Benchmarks conducted using Siege with default settings (10 users, 25 times each, delay of 3) using a single URL (index.html from the top of ‘without’)
publicfile and thttpd were tested using their default configurations. kpf is designed to keep the load down on the user’s machine - it’s not supposed to be a fast web server, so I manually removed bandwidth throttling and concurrent connection count limiting from the code to get a better idea of the raw speed.

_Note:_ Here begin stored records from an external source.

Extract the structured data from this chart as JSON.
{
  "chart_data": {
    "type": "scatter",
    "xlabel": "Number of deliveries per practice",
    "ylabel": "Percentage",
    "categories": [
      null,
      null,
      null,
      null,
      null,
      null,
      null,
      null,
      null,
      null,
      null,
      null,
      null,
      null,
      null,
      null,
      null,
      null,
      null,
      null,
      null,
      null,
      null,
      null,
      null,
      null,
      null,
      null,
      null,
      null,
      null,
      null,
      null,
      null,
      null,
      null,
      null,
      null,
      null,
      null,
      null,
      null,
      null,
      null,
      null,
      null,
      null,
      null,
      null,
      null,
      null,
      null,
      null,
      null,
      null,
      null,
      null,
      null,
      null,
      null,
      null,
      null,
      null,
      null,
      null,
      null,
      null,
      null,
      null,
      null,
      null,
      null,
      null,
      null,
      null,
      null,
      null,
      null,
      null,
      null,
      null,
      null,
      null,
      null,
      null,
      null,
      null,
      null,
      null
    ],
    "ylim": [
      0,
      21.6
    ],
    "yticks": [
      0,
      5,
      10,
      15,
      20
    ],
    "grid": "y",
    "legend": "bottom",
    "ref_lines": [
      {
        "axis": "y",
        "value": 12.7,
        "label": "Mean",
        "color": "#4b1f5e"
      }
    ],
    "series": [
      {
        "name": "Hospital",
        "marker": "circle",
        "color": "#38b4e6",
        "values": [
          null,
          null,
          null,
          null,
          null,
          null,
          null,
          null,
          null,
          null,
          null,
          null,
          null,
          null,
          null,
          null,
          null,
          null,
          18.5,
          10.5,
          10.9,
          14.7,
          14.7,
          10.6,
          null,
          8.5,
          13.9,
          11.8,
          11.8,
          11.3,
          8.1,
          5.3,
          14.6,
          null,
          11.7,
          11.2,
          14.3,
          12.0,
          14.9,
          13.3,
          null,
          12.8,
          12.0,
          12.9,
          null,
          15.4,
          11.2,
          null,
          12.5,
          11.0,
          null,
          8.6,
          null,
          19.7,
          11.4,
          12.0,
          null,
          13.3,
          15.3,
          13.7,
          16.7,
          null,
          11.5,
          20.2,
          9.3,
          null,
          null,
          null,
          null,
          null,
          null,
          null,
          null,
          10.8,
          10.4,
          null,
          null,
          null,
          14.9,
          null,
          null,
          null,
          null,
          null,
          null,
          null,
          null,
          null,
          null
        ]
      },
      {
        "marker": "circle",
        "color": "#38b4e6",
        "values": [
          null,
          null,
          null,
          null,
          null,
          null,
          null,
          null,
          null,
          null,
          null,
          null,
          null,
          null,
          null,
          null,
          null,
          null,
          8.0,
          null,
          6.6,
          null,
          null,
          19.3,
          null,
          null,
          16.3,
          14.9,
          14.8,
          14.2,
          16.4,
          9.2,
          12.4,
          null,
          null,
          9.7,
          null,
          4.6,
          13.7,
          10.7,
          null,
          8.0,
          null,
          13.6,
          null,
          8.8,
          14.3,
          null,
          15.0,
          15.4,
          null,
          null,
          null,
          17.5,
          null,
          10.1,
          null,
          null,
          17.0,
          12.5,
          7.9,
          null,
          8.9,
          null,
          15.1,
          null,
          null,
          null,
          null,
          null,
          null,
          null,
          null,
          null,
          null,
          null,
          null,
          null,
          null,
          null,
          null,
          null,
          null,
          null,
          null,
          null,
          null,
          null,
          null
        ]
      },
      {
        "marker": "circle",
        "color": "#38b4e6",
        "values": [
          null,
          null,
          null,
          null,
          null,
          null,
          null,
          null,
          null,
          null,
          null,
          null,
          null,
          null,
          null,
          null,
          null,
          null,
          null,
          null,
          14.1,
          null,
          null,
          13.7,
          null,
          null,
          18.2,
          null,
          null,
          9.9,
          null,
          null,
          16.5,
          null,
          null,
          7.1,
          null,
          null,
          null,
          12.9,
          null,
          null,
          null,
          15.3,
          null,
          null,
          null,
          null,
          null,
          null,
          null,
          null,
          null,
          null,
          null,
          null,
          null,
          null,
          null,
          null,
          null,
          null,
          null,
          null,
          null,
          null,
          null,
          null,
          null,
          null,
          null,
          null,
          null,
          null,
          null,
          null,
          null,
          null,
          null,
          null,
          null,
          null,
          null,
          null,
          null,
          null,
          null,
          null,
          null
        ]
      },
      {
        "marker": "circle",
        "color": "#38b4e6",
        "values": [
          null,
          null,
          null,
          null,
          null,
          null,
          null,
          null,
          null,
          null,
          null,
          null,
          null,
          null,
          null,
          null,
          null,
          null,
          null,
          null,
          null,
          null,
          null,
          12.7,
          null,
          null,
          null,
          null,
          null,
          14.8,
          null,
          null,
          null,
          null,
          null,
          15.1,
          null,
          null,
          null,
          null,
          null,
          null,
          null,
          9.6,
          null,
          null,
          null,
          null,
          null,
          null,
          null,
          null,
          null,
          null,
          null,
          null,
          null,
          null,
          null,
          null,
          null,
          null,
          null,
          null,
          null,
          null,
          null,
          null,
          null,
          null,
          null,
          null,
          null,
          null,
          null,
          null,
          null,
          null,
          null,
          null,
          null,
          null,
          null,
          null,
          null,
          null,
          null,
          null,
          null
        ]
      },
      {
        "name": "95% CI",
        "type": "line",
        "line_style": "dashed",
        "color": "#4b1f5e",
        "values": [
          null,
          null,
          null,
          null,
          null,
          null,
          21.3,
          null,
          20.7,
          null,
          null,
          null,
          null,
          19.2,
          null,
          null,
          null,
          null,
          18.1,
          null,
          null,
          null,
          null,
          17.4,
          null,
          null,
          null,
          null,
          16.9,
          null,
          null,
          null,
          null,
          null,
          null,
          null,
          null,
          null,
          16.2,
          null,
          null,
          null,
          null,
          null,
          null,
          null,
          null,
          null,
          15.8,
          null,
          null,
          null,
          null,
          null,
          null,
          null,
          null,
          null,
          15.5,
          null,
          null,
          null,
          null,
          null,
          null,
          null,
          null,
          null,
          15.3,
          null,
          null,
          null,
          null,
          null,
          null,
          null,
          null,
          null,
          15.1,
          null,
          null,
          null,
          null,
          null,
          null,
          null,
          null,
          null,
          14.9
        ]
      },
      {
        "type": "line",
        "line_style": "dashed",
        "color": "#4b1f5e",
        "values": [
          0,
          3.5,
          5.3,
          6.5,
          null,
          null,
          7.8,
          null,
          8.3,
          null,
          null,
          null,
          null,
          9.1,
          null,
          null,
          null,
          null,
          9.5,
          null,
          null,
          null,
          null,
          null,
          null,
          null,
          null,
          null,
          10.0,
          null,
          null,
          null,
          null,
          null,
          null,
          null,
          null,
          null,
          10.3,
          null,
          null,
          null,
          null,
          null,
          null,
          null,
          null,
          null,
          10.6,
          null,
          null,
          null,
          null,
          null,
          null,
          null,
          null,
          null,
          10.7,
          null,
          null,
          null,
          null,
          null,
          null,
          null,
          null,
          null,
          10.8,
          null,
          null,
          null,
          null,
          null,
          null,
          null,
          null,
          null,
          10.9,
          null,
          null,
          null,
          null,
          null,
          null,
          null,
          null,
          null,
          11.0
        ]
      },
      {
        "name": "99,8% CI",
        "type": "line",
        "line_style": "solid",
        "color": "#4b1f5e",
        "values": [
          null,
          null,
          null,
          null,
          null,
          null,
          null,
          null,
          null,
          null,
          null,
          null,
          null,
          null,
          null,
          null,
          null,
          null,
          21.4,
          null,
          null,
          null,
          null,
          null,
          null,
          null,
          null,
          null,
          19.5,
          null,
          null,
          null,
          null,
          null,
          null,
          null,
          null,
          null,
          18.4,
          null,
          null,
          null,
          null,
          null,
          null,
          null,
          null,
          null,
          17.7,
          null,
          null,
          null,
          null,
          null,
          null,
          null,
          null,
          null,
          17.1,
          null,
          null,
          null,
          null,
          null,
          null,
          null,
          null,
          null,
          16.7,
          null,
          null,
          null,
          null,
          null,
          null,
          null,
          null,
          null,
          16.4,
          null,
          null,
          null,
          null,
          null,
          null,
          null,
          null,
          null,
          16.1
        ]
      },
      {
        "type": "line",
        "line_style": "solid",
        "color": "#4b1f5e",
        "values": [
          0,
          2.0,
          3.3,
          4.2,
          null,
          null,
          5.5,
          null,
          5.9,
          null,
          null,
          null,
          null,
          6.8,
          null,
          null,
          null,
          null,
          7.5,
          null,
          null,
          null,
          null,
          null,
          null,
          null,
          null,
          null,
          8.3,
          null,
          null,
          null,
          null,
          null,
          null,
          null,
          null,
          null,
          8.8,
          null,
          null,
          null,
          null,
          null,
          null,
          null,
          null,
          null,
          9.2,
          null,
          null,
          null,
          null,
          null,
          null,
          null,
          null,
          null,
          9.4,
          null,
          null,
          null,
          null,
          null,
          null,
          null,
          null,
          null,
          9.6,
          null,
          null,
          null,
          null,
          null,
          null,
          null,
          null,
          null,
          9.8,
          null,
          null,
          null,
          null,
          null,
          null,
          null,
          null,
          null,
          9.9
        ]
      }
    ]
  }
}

| Server | Elapsed time | Data transferred | Response time | Transaction rate | Throughput | Concurrency |
|---|---|---|---|---|---|---|
| kpf | 61.38 | 163000 | 0.05 | 4.07 | 2655.59 | 0.22 |
| publicfile | 51.39 | 178500 | 0.00 | 4.86 | 3473.44 | 0.20 |
| thttpd | 53.34 | 163000 | 0.00 | 4.69 | 3055.87 | 0.00 |
It appears that kpf is not faster than publicfile or thttpd, but then I didn’t expect that. It’s certainly fast _enough_ though. So long as it doesn’t affect transfer time for large files, speed isn’t really an issue. Next I need to test transfer time to ensure no stalling is happening. This really needs the various throttles enabling though, otherwise results won’t be much good.